During this time, the West, which was centered on farming and mining, grew quickly due to the influx of European immigrants. The significance of labor unions surged in the booming industrial cities whereas the two national economic downturns of 1873 and 1893 sparked more social and political change. However, the progressive movement started to be replaced by other groups of reformers in the 1920s. Progressive failures, such as increased women’s suffrage, occasionally discouraged advocates from pursuing additional change. As a result, the Republican Party attempted to create a completely new progressive coalition thus discouraging the original reformers even further. The party would subsequently be assimilated into Franklin Roosevelt’s larger New Deal alliance. As the Second World War drew more attention to foreign policy concerns, the interventionist debate took precedence over progressive interests thus strengthening the Laissez-faire model.

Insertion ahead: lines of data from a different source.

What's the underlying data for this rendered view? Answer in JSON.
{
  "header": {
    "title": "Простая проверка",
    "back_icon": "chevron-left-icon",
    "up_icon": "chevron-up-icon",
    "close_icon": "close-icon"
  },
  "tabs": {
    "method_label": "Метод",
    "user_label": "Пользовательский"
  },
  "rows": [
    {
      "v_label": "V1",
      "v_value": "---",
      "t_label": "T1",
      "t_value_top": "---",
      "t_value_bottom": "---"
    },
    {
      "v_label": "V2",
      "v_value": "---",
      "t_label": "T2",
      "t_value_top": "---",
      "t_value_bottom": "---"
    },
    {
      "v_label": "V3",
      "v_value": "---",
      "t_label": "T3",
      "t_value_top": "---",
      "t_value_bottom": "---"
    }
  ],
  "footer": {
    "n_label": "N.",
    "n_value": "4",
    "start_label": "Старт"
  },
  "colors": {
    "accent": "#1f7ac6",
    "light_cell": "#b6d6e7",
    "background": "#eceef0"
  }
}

Contrary to the progressive era, Laissez-faire was typified by an acceleration industrialization, which resulted in a 55% increase in real wages between 1870 and 1889 and was distributed across the expanding labor force (Tacoma, 2021). The emergence of unionization oversaw an increase in workers’ average yearly pay by 47.6%, from $370 in 1881 to $550 in 1891 (Tacoma, 2021). After the American Civil War, the Southern states remained underdeveloped due to their overdependence on the production of products like tobacco and cotton which became less competitive in the foreign market. African-Americans in the South lost their political influence and voting rights towards the end of the Reconstruction era, and this crippled them economically till today.
Similarities
Gauging from similarities, both eras experienced significant urbanization as political machinery became more powerful. Unions pushed for a nine-hour workday and the elimination of child labor, while working-class activists advocated for gender reforms and equality, and changes in the public sector. Secondly, more school systems began to emerge as municipal governments in the Western and Northern states funded public schools, mostly in the elementary phase. Thirdly, both periods were characterized by a wide range of religious movements that increased in both congregation and affluence, with Christianity emerging as the dominant one. They all broadened the global scope through their missionary activities. Using the amassed wealth, Presbyterians and Catholics founded religious institutions, hospitals, and nonprofit organizations.
Conclusion
As highlighted in the introductory paragraph, there has been a significant shift in the balance between laissez-faire and progressive frameworks of governance throughout American economic history. Whereas the progressive movement sought to restrict the power of big business in politics and advance social and political transformations, Laissez-faire was typified by minimum government intervention. Political and social conflicts that emerged during these two eras were solved through different legislation and reforms. The study of progressive versus Laissez-faire models of governance highlighted throughout this paper can help readers understand America’s present-day economy by reviewing the conflicts experienced during and after the industrial revolution.